Goal misgeneralisation is the problem that's left. Humans can meet caring-for-small-creature desires using pets rather than actual babies.
Yes they can, until they will actually make a baby, and after that, it's usually really hard to sell loving mother "deals" that will involve suffering of her child as the price, or abandon the child for the more "cute" toy, or persuade it to hotwire herself to not care about her child (if she is smart enough to realize the consequences). And carefully engenireed system could potentialy be even more robust than that.
Outside of "alignment by default" scenarios where capabilities improvements preserve the true intended spirit of a trained in drive, we've created a paperclip maximizer that kills us and replaces us with something outside the training distribution that fulfills its "care drive" utility function more efficiently.

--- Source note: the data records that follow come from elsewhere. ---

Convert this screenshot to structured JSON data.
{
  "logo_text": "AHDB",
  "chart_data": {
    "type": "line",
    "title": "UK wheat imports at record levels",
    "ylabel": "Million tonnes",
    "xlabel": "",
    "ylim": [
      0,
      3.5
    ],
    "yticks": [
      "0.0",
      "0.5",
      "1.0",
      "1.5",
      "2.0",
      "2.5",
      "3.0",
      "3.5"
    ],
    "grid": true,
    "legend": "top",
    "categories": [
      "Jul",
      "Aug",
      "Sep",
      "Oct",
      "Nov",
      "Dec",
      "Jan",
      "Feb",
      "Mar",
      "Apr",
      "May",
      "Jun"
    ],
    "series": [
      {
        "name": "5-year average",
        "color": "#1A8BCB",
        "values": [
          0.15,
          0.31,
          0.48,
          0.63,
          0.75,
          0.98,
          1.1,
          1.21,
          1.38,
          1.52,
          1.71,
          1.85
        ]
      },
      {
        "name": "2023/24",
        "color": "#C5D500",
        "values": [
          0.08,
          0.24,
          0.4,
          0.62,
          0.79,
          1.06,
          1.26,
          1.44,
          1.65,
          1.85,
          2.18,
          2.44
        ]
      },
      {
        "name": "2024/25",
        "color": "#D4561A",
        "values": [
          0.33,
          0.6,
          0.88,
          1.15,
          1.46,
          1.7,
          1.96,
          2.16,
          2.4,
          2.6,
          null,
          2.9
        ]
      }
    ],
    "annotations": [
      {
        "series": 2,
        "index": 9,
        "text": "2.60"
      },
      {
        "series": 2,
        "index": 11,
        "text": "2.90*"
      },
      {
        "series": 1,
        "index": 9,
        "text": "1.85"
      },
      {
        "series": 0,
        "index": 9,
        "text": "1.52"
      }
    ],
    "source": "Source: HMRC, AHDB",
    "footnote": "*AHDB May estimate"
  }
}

Again. I'm not proposing the "one easy solution to the big problem". I understand that training agents that are capable of RSI in this toy example will result in everyone's dead. But we simply can't do that yet, and I don't think we should. I'm just saying that there is this strange behavior in some animals, that in many aspects looks very similar to the thing that we want from aligned AGI, yet nobody understands how it works, and few people try to replicate it. It's a step in that direction, not a fully functional blueprint for the AI Alignment.

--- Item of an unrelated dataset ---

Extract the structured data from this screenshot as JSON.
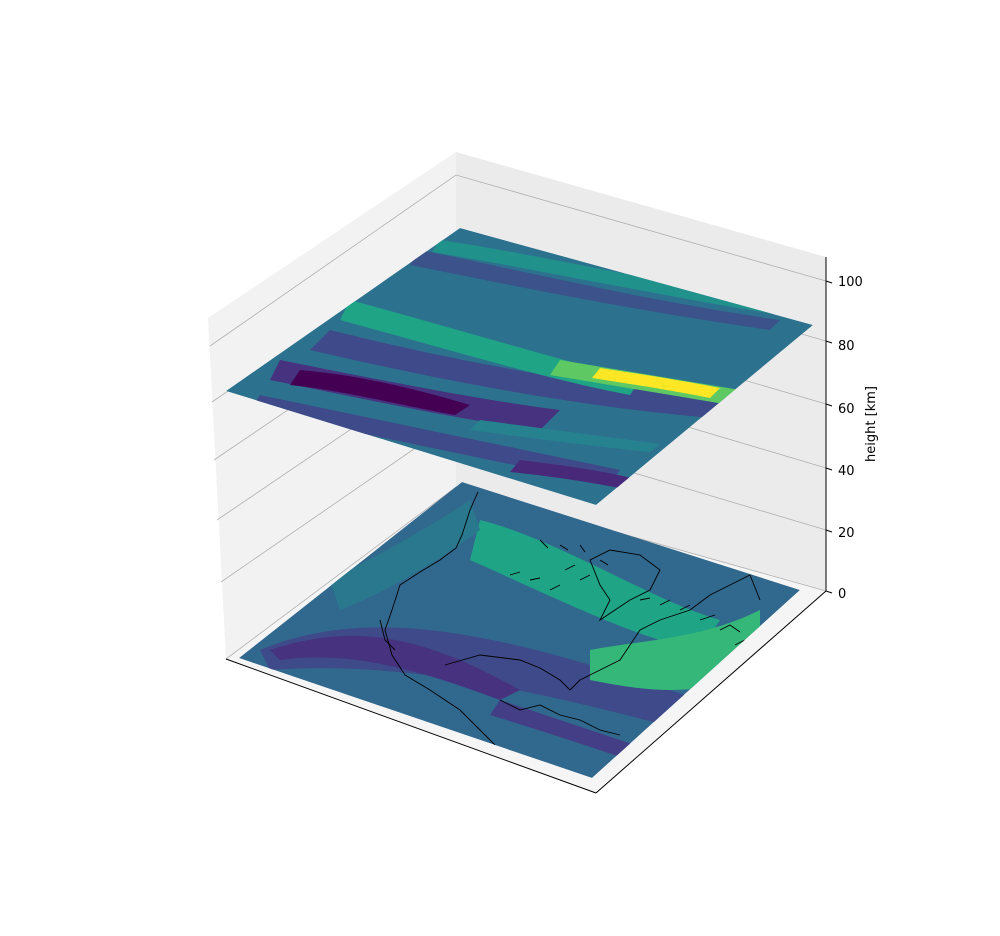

TLDR:If you want to do some RL/evolutionary open ended thing that finds novel strategies. It will get goodharted horribly and the novel strategies that succeed without gaming the goal may include things no human would want their caregiver AI to do.
Orthogonally to your "capability", you need to have a "goal" for it.
Game playing RL architechtures like AlphaStart and OpenAI-Five have dead simple reward functions (win the game) and all the complexity is in the reinforcement learning tricks to allow efficient learning and credit assignment at higher layers.
So child rearing motivation is plausibly rooted in cuteness preference along with re-use of empathy. Empathy plausibly has a sliding scale of caring per person which increases for friendships (reciprocal cooperation relationships) and relatives including children obviously. Similar decreases for enemy combatants in wars up to the point they no longer qualify for empathy.
I want agents that take effective actions to care about their "babies", which might not even look like caring at the first glance.
ASI will just flat out break your testing environment. Novel strategies discovered by dumb agents doing lots of exploration will be enough. Alternatively the test is "survive in competitive deathmatch mode" in which case you're aiming for brutally efficient self replicators.
The hope with a non-RL strategy or one of the many sort of RL strategies used for fine tuning is that you can find the generalised core of what you want within the already trained model and the surrounding intelligence means the core generalises well. Q&A fine tuning a LLM in english generalises to other languages.
Also, some systems are architechted in such a way that the caring is part of a value estimator and the search process can be made better up till it starts goodharting the value estimator and/or world model.
Yes they can, until they will actually make a baby, and after that, it's usually really hard to sell loving mother "deals" that will involve suffering of her child as the price, or abandon the child for the more "cute" toy, or persuade it to hotwire herself to not care about her child (if she is smart enough to realize the consequences).
Yes, once the caregiver has imprinted that's sticky. Note that care drive surrogates like pets can be just as sticky to their human caregivers. Pet organ transplants are a thing and people will spend nearly arbitrary amounts of money caring for their animals.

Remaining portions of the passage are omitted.